Divers experts ont livré leur analyse sur les causes pouvant expliquer la forte hausse et la volatilité accrue des prix des grains ces dernières semaines. Parmi eux : Edward de Saint-Denis, courtier chez Plantureux & Associés et président du syndicat de Paris du commerce et des industries des grains, Benoît Fayaud et Hémeline Macret, analystes et membres du Comité exécutif de Stratégie Grains, et Arthur Portier, analyste chez Agritel.

© Geralt (Pixabay)

Selon Stratégie Grains et Agritel, la principale justification de la forte volatilité actuelle des cours des céréales est liée aux fondamentaux mondiaux : les stocks se réduisent, tandis que la demande reste forte, et les fonds financiers n’ont qu’un effet d’accélérateur. « Au lieu d’avoir eu une hausse des prix sur six mois, on l’a eu en trois mois », renchérit Arhtur Portier, analyste d'Agritel. De plus, le contexte macroéconomique est favorable à une activité accrue des opérateurs financiers sur les marchés à terme agricoles, signale Edward de Saint-Denis, courtier chez Plantureux & Associés et président du syndicat de Paris du commerce et des industries des grains.

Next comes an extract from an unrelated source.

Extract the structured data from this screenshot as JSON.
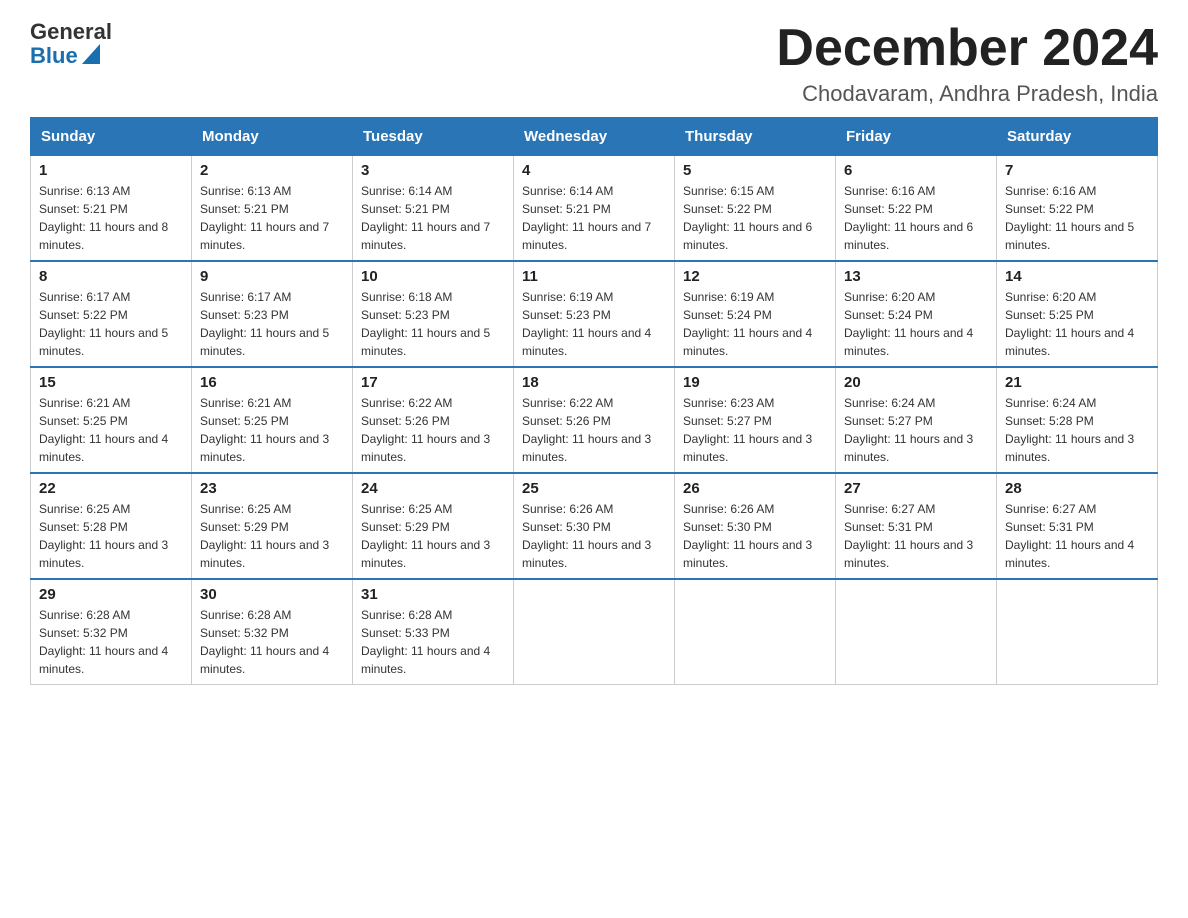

Les matières premières agricoles, valeurs refuges pour les fonds de pension

Les politiques de « quantitative easing » des banques centrales dans divers pays offrent d’importantes liquidités aux fonds financiers en mal de placement. « Les matières premières agricoles font office de valeur refuge, spécialement aux yeux des fonds de pension [dont l’activité diffère des fonds spéculatifs traditionnels], qui ont toujours investi dans ces marchés. Aujourd’hui, avec la récente montée des taux longs aux États-Unis, agitant le spectre d’un retour de l’inflation, les fonds de pension se sont davantage positionnés sur ces marchés afin de réduire ce risque et de profiter des fondamentaux haussiers », explique Edward de Saint-Denis.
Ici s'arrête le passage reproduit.